In our center, yearly follow up is offered for long-term cancer survivors. The high follow-up rate of 90% in the current study gave an accurate estimation of the risk of development of second cancer. However, there were several limitations of our study. First, the number of cases that developed second malignant neoplasm was small which made detailed evaluation on the effect of chemotherapy and radiotherapy on second cancer difficult. Second, overall follow-up period was relatively short with median follow up period of 5.3 year and only 70 patients (5.7%) were followed up for more than 20 years. Evidence from Childhood Cancer Survivor Study showed that there was a 2.3-fold increase in the number of SMNs 7 years later. Ongoing surveillance is required to identify further cases of SMNs and to obtain information on the lifetime risk. Third, the data was based on a single center which limited its generalization. Collaboration in multicenter study with longer follow up will give more representative information of the population.
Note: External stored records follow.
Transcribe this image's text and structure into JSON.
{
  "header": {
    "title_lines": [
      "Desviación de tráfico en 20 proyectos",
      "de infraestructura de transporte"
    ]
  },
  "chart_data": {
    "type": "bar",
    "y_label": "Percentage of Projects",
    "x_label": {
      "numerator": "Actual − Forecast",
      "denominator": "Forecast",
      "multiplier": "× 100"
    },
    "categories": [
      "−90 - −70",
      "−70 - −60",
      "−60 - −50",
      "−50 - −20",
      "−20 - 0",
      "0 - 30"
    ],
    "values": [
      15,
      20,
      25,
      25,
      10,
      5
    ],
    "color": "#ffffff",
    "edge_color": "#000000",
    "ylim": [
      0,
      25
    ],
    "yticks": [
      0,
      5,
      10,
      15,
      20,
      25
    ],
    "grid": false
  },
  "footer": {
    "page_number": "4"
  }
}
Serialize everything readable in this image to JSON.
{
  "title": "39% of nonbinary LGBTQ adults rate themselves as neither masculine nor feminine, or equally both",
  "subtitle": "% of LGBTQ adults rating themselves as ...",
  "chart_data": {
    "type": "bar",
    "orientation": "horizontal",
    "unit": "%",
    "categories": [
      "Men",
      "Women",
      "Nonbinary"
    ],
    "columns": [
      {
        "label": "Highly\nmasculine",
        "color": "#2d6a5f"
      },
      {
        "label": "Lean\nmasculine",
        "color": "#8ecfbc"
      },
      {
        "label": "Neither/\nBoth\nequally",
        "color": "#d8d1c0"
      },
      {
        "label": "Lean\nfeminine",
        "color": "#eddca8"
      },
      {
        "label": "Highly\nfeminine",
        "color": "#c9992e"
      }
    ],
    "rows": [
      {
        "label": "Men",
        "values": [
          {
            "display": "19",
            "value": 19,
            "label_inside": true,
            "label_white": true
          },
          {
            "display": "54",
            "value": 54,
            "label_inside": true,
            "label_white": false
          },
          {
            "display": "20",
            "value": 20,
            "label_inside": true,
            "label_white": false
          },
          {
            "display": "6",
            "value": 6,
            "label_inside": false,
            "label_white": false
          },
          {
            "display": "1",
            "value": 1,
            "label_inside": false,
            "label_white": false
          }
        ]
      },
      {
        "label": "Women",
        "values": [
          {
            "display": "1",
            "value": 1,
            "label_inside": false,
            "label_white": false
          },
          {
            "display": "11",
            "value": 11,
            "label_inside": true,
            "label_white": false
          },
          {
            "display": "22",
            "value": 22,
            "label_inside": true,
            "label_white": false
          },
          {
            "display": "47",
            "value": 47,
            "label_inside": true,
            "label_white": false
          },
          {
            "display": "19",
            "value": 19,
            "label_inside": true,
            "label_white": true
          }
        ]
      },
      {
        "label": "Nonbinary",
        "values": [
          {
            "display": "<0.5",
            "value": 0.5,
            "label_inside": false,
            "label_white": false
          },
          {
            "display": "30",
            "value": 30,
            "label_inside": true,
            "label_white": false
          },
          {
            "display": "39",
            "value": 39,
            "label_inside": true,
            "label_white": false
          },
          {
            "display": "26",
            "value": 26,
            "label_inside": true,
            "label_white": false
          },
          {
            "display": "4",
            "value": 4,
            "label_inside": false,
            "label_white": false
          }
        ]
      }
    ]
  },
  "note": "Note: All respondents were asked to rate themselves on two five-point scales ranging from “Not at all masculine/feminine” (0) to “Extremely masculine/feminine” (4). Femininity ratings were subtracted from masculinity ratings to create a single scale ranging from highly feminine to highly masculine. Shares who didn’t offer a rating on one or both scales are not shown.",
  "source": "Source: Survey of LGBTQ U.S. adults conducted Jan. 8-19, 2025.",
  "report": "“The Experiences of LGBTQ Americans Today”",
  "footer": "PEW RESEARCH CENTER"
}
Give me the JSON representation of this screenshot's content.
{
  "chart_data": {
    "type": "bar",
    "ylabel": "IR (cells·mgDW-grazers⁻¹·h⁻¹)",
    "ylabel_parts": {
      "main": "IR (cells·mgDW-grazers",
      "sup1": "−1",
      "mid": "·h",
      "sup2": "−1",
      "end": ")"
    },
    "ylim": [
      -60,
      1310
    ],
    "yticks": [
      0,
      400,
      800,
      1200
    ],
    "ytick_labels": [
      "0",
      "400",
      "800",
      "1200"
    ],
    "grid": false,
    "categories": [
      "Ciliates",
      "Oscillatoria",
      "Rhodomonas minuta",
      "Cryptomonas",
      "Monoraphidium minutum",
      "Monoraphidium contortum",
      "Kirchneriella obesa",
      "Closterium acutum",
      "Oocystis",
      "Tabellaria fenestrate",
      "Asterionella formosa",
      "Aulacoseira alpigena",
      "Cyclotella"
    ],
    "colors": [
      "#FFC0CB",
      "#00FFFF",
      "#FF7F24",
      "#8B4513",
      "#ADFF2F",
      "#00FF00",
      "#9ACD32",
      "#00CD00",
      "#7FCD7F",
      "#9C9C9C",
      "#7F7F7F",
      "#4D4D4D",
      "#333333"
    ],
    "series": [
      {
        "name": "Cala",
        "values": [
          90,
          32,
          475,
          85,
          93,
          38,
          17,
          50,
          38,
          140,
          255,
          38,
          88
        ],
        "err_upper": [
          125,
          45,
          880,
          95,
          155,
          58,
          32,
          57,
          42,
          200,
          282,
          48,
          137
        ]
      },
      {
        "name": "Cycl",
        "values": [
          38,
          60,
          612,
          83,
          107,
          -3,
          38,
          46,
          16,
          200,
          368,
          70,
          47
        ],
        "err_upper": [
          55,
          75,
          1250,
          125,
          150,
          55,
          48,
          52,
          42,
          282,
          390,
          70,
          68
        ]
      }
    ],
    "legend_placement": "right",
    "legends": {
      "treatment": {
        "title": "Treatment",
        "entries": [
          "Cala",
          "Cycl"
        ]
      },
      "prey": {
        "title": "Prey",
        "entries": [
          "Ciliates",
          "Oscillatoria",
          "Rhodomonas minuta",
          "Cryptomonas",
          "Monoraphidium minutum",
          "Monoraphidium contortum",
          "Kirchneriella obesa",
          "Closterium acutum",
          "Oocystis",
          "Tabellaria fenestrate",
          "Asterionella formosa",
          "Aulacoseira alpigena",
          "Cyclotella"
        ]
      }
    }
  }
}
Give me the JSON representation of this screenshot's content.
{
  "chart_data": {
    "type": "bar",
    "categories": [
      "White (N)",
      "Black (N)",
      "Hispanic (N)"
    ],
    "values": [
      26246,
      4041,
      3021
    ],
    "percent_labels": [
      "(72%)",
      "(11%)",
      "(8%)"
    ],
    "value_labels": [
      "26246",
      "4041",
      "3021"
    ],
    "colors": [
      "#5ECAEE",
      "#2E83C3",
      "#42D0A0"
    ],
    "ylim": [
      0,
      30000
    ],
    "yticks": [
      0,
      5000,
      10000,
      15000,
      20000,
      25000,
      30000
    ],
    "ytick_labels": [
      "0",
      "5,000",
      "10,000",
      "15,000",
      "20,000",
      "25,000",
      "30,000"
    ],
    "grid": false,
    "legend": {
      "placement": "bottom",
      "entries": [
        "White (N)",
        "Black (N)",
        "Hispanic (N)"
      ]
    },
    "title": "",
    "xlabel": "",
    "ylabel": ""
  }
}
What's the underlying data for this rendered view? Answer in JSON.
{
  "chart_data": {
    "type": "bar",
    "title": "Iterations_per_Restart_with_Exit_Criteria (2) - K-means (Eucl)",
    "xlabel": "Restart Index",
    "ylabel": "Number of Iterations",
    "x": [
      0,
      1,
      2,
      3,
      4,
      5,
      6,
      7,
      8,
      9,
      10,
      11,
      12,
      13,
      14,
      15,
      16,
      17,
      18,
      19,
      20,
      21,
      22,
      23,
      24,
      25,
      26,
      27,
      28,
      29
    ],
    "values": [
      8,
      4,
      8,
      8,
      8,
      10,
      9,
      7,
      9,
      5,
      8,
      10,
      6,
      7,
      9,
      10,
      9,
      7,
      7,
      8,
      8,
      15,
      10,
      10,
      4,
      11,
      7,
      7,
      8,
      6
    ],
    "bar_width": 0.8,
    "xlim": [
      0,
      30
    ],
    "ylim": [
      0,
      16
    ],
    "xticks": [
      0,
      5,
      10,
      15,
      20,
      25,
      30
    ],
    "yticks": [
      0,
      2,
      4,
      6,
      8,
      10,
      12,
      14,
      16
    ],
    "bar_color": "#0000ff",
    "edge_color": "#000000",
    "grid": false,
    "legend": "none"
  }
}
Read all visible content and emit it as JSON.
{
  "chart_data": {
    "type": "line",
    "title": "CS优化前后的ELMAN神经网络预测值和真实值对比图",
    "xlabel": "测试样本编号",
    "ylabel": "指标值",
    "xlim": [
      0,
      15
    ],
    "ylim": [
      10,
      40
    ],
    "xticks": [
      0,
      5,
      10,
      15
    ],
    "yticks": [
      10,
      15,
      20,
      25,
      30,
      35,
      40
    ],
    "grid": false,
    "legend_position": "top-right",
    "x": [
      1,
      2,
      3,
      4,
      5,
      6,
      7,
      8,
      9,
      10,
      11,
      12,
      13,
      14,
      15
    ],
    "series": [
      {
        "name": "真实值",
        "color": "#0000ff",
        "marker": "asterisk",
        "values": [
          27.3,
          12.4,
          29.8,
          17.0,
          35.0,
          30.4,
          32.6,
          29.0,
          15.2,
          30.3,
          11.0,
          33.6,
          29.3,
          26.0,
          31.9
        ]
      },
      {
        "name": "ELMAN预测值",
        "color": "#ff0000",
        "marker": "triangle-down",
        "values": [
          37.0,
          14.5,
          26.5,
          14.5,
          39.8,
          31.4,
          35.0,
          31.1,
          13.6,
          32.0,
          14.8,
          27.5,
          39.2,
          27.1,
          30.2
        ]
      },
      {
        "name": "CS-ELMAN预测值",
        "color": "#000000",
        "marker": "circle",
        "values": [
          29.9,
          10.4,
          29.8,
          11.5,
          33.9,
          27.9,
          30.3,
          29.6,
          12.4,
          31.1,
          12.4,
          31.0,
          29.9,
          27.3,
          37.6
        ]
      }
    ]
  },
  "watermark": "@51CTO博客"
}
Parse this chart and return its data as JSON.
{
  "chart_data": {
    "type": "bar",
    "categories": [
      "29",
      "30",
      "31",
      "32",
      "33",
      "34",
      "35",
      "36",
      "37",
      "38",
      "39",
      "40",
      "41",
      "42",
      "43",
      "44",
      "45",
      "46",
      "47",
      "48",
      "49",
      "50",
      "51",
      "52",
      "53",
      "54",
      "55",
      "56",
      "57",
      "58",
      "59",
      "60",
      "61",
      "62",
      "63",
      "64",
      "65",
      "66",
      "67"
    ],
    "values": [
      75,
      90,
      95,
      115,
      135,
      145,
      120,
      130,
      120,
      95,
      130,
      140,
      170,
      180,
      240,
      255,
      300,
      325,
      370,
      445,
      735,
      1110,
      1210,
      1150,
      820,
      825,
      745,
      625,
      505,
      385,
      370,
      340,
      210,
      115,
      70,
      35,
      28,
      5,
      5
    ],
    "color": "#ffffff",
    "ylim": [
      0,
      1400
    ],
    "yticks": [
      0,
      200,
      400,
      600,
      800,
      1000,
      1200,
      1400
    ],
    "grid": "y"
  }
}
We believed the pathogenesis of second malignant neoplasms was multifactorial, with the combined effect from genetic risk factors together with carcinogenic effects of cancer treatment. More studies are required to understand the carcinogenic mechanism, which is essential for clinicians to modify treatment protocols for selected low-risk patients to be treated with less intensive therapy in order to minimize risk without compromising cure. Cranial irradiation is now seldom given to ALL patients as CNS prophylactic treatment, and there is a trend of decreased second brain tumors. Second malignant neoplasms may take a decade to develop. Long term structured medical follow-up care is required for early detection and treatment. For example, to monitor blood counts to look for second leukemia or myelodysplastic syndrome especially during the early follow up period in patients who had received carcinogenic chemotherapy; to look for symptoms and signs of second solid tumor over the previous irradiated field. More vigilant follow up is required for patients with family history of early onset cancer or familial cancer predisposition syndromes. Patients and parents should be educated on the long-term complications of cancer therapy and to seek early medical advice for symptoms. It is also important for primary health care workers to be aware of the risks because these life-threatening SMNs may first present to them with non-specific symptoms. Proper evaluation on early signs and symptoms, and timely referral to oncologists for further management would be essential to decrease morbidity and mortality.
Childhood cancer survivors are at risk of development of second malignant neoplasms related to cancer treatment or genetic factors. The risk is similar between patients of different population. As second malignant neoplasm is associated with poor outcome, physicians should take great effort in minimizing the risk to improve long-term survival and quality of life.